Station is so Fetch
Paternity leave was, among other things, a great opportunity to catch up on various DVDs that I had been stockpiling. I watched lots of good stuff (and some complete bobbins), but by far the most affecting was Dekalog, which I had bizarrely picked up in a dodgy outlet in Nanjing. Yes, a miserabilist 10-hour TV series from the 80s. Set on a Polish housing estate.
There are 10 episodes, each loosely related to one of the 10 commandments, and each episode has a separate storyline and set of characters with only occasional overlap. There are few joyful moments, but the moral complexity of the stories was hugely compelling, and it felt adult in a way that no other TV I have seen has done before.
Then I watched Bill and Ted's Bogus Journey.

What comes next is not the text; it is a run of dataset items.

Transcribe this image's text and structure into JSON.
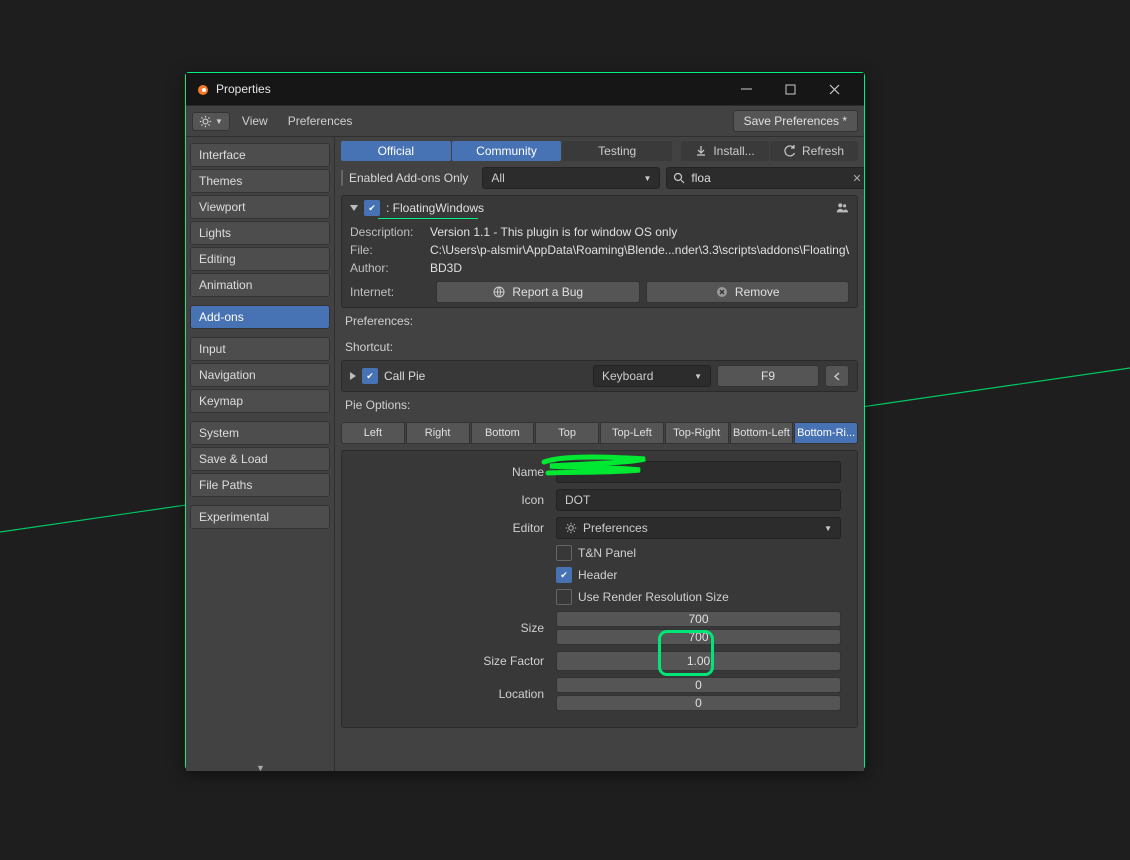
{
  "window": {
    "title": "Properties"
  },
  "menubar": {
    "gear": "⚙",
    "view": "View",
    "prefs": "Preferences",
    "save": "Save Preferences *"
  },
  "sidebar": {
    "groups": [
      [
        "Interface",
        "Themes",
        "Viewport",
        "Lights",
        "Editing",
        "Animation"
      ],
      [
        "Add-ons"
      ],
      [
        "Input",
        "Navigation",
        "Keymap"
      ],
      [
        "System",
        "Save & Load",
        "File Paths"
      ],
      [
        "Experimental"
      ]
    ],
    "active": "Add-ons"
  },
  "tabs": {
    "official": "Official",
    "community": "Community",
    "testing": "Testing",
    "install": "Install...",
    "refresh": "Refresh"
  },
  "filter": {
    "enabled_only": "Enabled Add-ons Only",
    "enabled_only_checked": false,
    "category": "All",
    "search": "floa"
  },
  "addon": {
    "name": ": FloatingWindows",
    "checked": true,
    "desc_label": "Description:",
    "desc": "Version 1.1 - This plugin is for window OS only",
    "file_label": "File:",
    "file": "C:\\Users\\p-alsmir\\AppData\\Roaming\\Blende...nder\\3.3\\scripts\\addons\\FloatingWindows.p",
    "author_label": "Author:",
    "author": "BD3D",
    "internet_label": "Internet:",
    "report": "Report a Bug",
    "remove": "Remove"
  },
  "labels": {
    "prefs": "Preferences:",
    "shortcut": "Shortcut:",
    "callpie": "Call Pie",
    "keyboard": "Keyboard",
    "key": "F9",
    "pie": "Pie Options:"
  },
  "pie_tabs": [
    "Left",
    "Right",
    "Bottom",
    "Top",
    "Top-Left",
    "Top-Right",
    "Bottom-Left",
    "Bottom-Ri..."
  ],
  "pie_active": "Bottom-Ri...",
  "form": {
    "name_label": "Name",
    "name_value": "",
    "icon_label": "Icon",
    "icon_value": "DOT",
    "editor_label": "Editor",
    "editor_value": "Preferences",
    "tn": "T&N Panel",
    "tn_checked": false,
    "header": "Header",
    "header_checked": true,
    "urs": "Use Render Resolution Size",
    "urs_checked": false,
    "size_label": "Size",
    "size_x": "700",
    "size_y": "700",
    "sf_label": "Size Factor",
    "sf": "1.00",
    "loc_label": "Location",
    "loc_x": "0",
    "loc_y": "0"
  }
}
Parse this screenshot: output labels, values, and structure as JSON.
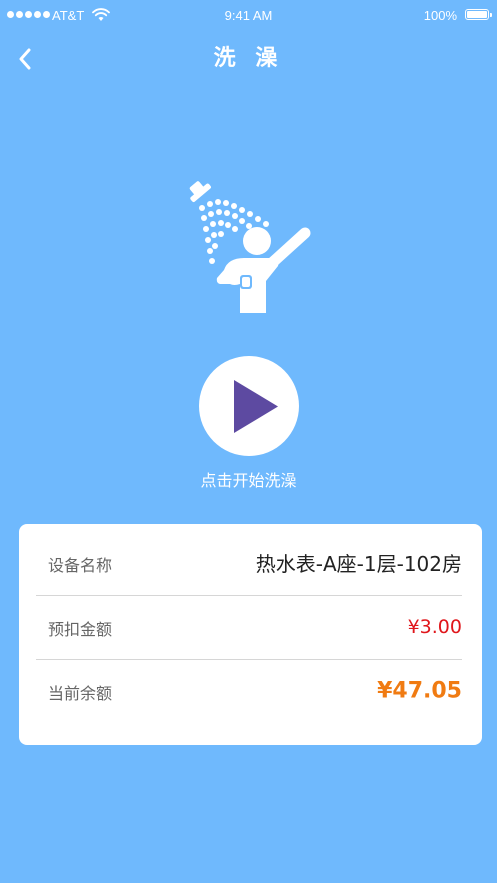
{
  "status_bar": {
    "carrier": "AT&T",
    "time": "9:41 AM",
    "battery": "100%"
  },
  "nav": {
    "back_icon": "chevron-left-icon",
    "title": "洗 澡"
  },
  "hero": {
    "shower_icon": "shower-person-icon",
    "play_icon": "play-icon",
    "start_label": "点击开始洗澡"
  },
  "details": {
    "device": {
      "label": "设备名称",
      "value": "热水表-A座-1层-102房"
    },
    "deduct": {
      "label": "预扣金额",
      "value": "¥3.00"
    },
    "balance": {
      "label": "当前余额",
      "value": "¥47.05"
    }
  },
  "colors": {
    "background": "#6fb9fd",
    "play_triangle": "#5d4aa1",
    "deduct": "#e0161b",
    "balance": "#f07b12"
  }
}
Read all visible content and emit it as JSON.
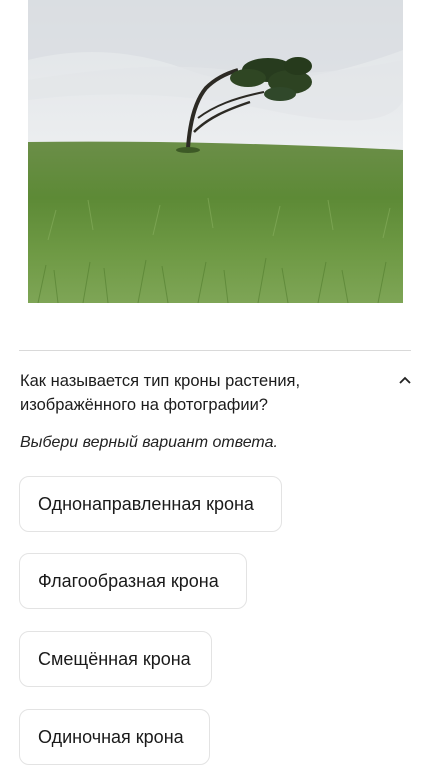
{
  "question": {
    "text": "Как называется тип кроны растения, изображённого на фотографии?",
    "hint": "Выбери верный вариант ответа."
  },
  "answer_options": [
    {
      "label": "Однонаправленная крона"
    },
    {
      "label": "Флагообразная крона"
    },
    {
      "label": "Смещённая крона"
    },
    {
      "label": "Одиночная крона"
    }
  ],
  "icons": {
    "collapse": "chevron-up-icon"
  },
  "colors": {
    "sky": "#e6e9ec",
    "grass": "#5f8a3c",
    "border": "#e3e3e3",
    "divider": "#d9d9d9"
  }
}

I was reminded of this by a great article by a film critic challenging his innate anti-TV bias, a bias that I generally share. I particularly like the admission that "it's significant that my strict policing of my kids' TV viewing habits allows them to watch programmes on CBeebies and CBBC but only in the correct aspect ratio ('How many times do I have to tell you, Tweenies is anamorphic 16x9!').
The only TV I really watch is determined by what DVD box sets I pick up - this season I have been mainly watching Life on Earth and Curb Your Enthusiasm. What have I been missing out on?